Four Homeland Security Agents Testified About Who's Ordering Them to Arrest Grad Students
Up in federal court here, there's an interesting proceeding going on. At issue are the controversial arrests and detention of Palestinian student activists for no apparent reason except for their writings and their actions at various protests. These include the two high-profile detentions of Mahmoud Khalil at Columbia and that of Rümeysa Öztürk, the Tufts University student whose obviously meritless arrest became a sensation when a video of it swamped social media. These two, and several other detainees, are suing the government for running what they call an "ideological deportation policy" in violation of their First Amendment rights. On Tuesday, four veteran Homeland Security agents testified that things have gotten seriously hinky at work since the White House changed hands in January. From Politico:
“Somebody at a higher level than the people I was speaking to had an interest in him,” said agent Darren McCormack, who oversaw the arrest of recent Columbia University student Mahmoud Khalil in March... Each of the arrests discussed Tuesday took place based on determinations by Secretary of State Marco Rubio that the presence of the foreign academics in the U.S. undermined U.S. foreign policy interests. They included Khalil, Öztürk, Georgetown University researcher Badar Khan Suri and Columbia University student Mohsen Mahdawi. Subsequent to their arrests, all four were ordered released from custody by federal judges who found Rubio’s orders appeared to have violated their constitutional rights.
Oh, little Marco. You're one step away from the infinitesimal.

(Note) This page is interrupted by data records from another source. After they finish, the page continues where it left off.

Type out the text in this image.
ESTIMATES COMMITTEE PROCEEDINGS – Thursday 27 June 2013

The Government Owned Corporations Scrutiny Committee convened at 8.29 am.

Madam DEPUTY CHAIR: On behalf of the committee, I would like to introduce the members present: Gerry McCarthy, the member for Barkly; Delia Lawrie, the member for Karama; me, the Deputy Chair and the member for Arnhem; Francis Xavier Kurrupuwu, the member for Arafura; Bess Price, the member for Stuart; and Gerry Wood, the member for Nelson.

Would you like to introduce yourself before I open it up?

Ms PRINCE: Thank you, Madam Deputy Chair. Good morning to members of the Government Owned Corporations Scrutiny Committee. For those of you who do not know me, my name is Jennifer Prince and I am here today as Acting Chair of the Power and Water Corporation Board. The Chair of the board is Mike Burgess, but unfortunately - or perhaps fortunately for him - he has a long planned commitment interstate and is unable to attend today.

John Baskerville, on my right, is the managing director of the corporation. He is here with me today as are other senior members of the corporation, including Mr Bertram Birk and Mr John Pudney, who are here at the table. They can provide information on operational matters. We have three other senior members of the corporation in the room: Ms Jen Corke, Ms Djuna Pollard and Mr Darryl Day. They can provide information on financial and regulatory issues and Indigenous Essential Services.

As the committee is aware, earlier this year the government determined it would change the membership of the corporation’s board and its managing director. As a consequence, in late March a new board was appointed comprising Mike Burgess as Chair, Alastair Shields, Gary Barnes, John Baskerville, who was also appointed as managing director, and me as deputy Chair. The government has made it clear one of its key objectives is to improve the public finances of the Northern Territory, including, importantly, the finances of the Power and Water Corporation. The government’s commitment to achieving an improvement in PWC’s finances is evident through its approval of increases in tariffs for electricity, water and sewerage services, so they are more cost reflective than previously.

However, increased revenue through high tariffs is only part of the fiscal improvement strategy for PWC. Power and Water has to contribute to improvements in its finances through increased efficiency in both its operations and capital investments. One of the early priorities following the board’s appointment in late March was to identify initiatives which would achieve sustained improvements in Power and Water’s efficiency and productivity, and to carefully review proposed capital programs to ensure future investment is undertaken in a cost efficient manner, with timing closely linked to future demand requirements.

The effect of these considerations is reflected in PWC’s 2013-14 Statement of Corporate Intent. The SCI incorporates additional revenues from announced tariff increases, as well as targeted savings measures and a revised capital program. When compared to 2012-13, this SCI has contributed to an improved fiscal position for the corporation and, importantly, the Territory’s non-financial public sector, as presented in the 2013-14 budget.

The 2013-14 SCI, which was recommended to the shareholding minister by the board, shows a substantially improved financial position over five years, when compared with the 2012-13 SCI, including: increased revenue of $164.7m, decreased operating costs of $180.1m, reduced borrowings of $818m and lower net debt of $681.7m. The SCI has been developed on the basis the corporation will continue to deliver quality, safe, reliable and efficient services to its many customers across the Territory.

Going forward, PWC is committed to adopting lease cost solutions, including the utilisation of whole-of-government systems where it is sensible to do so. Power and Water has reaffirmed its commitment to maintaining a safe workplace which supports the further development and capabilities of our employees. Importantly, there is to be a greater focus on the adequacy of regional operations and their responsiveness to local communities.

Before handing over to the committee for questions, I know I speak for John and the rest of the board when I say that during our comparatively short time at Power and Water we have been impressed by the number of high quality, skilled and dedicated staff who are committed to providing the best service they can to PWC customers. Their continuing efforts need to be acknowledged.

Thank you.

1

The agents said they couldn’t recall similar requests in the past and that, prior to President Donald Trump’s return to the White House in January, their division — Homeland Security Investigations — rarely took part in immigration enforcement. “It was not something that I had much experience with, if any,” said Cunningham, an assistant special agent in charge in Boston. “Most of my career as an agent and as a supervisor has been in enforcement of drug laws, drug smuggling, money laundering. … That’s changed recently.”
Particularly interesting was the testimony of agent Brian Cunningham, who supervised the arrest of Öztürk. Reading between the lines, it seems that Cunningham was more than a little baffled by the orders he was carrying out.
“We had a meeting shortly after the inauguration, several meetings actually, that impressed upon us that Title 8 [immigration enforcement] was going to be prioritized,” Cunningham said, adding that deportations are typically handled by another Department of Homeland Security component, Enforcement and Removal Operations.
Cunningham said the request he received regarding Öztürk was so unusual that he contacted a Homeland Security lawyer to confirm its legality.
“I can’t recall a time that it’s come top-down like this with a visa revocation, under my purview anyway,” he said. “I did contact our legal counsel to make sure that we’re on solid legal ground….The operation kind of developed pretty quickly.” Cunningham said that the background information he received on Öztürk included an op-ed she co-wrote in the Tufts student newspaper last year supporting divestment from Israel. The agent said he skimmed the op-ed and didn’t see anything obviously criminal in it. “I didn’t see anything in the op-ed that suggested she’d committed a crime,” Cunningham said.
Maybe it's the grunts on the ground who can monkey-wrench the cruel machine of deportation. Somebody has to do it, God knows.